JOHNSON: An international treaty requires disposal of chemical munitions. Brubaker says up to six treaty representatives will be onsite throughout the process. The Army first proposed disposing of these chemical weapons in 1984, but it wanted to burn them. That was met by vocal opposition from local citizens. Some 90,000 people live in the central Kentucky county. Over time, neutralization was determined to be the best option. Craig Williams, who co-chairs a citizen's advisory board, says he's excited to finally be at what he called the eve of getting rid of the weapons.

CRAIG WILLIAMS: We've moved from a period of controversy and antagonism to a period of cooperation and transparency between the community and the military.

TIFFANY JUSTICE: That is cool (laughter).

ARIA: Hi. Hi.

JOHNSON: At a nearby park, Richmond resident Tiffany Justice and her 11-month-old daughter Aria spend time in the playground. She says she's glad the munitions are going to be gone in a few years.

JUSTICE: It's a very family-oriented area. So I think not having to worry about that is very nice.

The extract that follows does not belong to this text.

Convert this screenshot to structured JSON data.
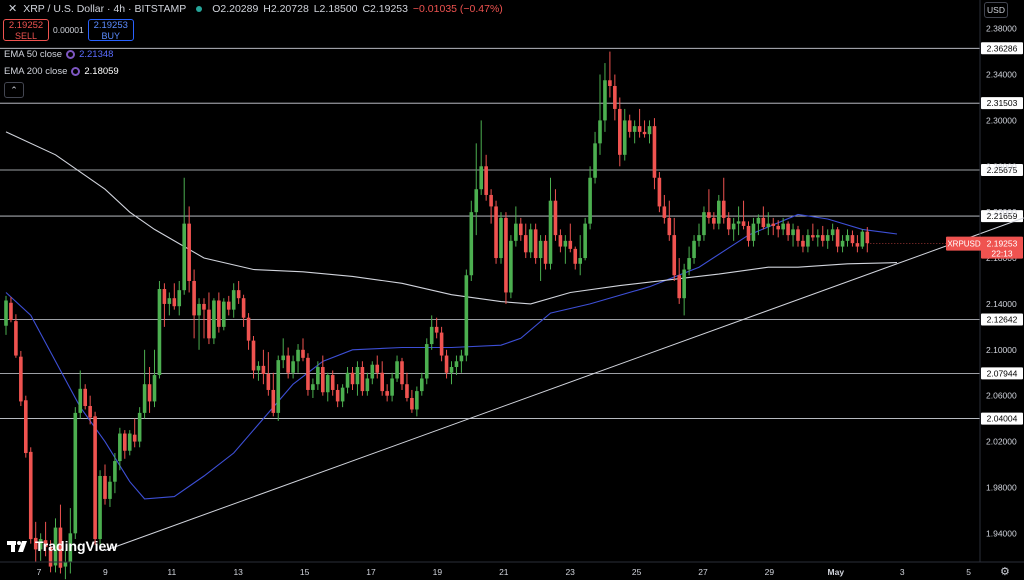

JOHNSON: Destruction begins this June. The entire stockpile is scheduled to be eliminated by the end of 2023, at which point the U.S. will no longer have any stored chemical weapons. For NPR News, I'm Stu Johnson in Richmond, Ky.

[EDITOR'S NOTE on April 8: Because of a technical glitch, the audio in an earlier version of this report played at a slightly faster speed than it should have. That problem has been fixed.]